Iterative Deep Compression : Compressing Deep Networks for Classification and Semantic Segmentation

Sugandha Doda, Vitor Fortes Rey, Dr. Nadereh Hatami, Prof. Dr. Paul Lukowicz

Feb 15, 2018 (modified: Feb 15, 2018) ICLR 2018 Conference Blind Submission readers: everyone Show Bibtex
  • Abstract: Machine learning and in particular deep learning approaches have outperformed many traditional techniques in accomplishing complex tasks such as image classfication, natural language processing or speech recognition. Most of the state-of-the art deep networks have complex architecture and use a vast number of parameters to reach this superior performance. Though these networks use a large number of learnable parameters, those parameters present significant redundancy. Therefore, it is possible to compress the network without much affecting its accuracy by eliminating those redundant and unimportant parameters. In this work, we propose a three stage compression pipeline, which consists of pruning, weight sharing and quantization to compress deep neural networks.
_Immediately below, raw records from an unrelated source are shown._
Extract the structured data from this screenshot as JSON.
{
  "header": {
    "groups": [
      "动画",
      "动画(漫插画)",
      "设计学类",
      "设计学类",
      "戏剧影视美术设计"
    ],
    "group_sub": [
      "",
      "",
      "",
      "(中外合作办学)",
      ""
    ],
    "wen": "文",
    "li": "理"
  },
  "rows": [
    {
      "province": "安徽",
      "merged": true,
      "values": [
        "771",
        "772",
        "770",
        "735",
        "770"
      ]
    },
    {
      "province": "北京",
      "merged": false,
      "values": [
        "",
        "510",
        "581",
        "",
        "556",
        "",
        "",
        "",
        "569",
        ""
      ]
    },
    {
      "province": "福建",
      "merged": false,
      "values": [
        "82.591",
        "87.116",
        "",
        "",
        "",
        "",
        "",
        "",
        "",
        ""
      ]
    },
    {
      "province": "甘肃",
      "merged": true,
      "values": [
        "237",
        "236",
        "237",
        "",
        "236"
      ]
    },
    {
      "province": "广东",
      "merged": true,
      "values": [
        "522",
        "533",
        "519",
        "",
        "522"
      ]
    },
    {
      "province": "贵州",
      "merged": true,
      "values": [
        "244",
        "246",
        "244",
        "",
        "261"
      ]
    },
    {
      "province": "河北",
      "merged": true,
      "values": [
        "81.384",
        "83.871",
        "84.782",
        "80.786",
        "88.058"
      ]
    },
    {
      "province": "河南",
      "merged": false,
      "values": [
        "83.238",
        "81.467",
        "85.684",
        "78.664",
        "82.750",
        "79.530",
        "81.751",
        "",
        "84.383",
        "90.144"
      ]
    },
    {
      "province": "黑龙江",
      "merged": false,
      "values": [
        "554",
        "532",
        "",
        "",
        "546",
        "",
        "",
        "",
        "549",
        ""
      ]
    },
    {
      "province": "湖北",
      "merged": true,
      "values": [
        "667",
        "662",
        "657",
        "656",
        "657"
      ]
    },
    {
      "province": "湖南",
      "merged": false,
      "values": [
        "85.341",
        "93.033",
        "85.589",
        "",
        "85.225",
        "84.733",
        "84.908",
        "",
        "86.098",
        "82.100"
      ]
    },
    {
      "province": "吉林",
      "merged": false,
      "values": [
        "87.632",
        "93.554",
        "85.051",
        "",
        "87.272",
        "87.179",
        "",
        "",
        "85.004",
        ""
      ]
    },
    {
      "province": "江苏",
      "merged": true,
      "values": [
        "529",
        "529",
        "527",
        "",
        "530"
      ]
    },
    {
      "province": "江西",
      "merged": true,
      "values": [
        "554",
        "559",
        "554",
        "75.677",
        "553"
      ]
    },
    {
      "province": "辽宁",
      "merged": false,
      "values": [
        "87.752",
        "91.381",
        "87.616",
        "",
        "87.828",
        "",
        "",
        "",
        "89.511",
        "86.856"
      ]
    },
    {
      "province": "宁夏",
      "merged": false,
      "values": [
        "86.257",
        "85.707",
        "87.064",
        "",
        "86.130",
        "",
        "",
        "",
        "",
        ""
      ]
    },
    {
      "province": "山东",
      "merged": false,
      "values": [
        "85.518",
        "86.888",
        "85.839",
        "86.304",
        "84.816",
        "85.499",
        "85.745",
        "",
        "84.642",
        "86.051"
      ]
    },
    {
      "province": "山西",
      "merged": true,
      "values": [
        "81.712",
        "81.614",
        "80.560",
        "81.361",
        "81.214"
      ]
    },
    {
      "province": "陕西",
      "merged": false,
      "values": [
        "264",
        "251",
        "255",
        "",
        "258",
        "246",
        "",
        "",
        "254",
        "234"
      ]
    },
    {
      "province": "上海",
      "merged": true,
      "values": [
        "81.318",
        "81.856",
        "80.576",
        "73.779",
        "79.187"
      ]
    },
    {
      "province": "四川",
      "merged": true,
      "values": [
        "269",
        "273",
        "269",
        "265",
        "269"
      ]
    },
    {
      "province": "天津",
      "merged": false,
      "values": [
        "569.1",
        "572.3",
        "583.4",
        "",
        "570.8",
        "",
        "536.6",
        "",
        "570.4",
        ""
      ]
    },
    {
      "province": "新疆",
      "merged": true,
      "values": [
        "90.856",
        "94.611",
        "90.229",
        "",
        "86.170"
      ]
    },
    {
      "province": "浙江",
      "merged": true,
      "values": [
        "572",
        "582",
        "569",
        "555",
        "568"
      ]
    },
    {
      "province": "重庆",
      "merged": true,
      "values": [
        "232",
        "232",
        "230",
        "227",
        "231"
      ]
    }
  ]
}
Our novel pruning technique combines magnitude based ones with dense sparse dense ideas and iteratively finds for each layer its achievable sparsity instead of selecting a single threshold for the whole network. Unlike previous works, where compression is only applied on networks performing classification, we evaluate and perform compression on networks for classification as well as semantic segmentation, which is greatly useful for understanding scenes in autonomous driving. We tested our method on LeNet-5 and FCNs, performing classification and semantic segmentation, respectively. With LeNet-5 on MNIST, pruning reduces the number of parameters by 15.3 times and storage requirement from 1.7 MB to 0.006 MB with accuracy loss of 0.03%. With FCN8 on Cityscapes, we decrease the number of parameters by 8 times and reduce the storage requirement from 537.47 MB to 18.23 MB with class-wise intersection-over-union (IoU) loss of 4.93% on the validation data.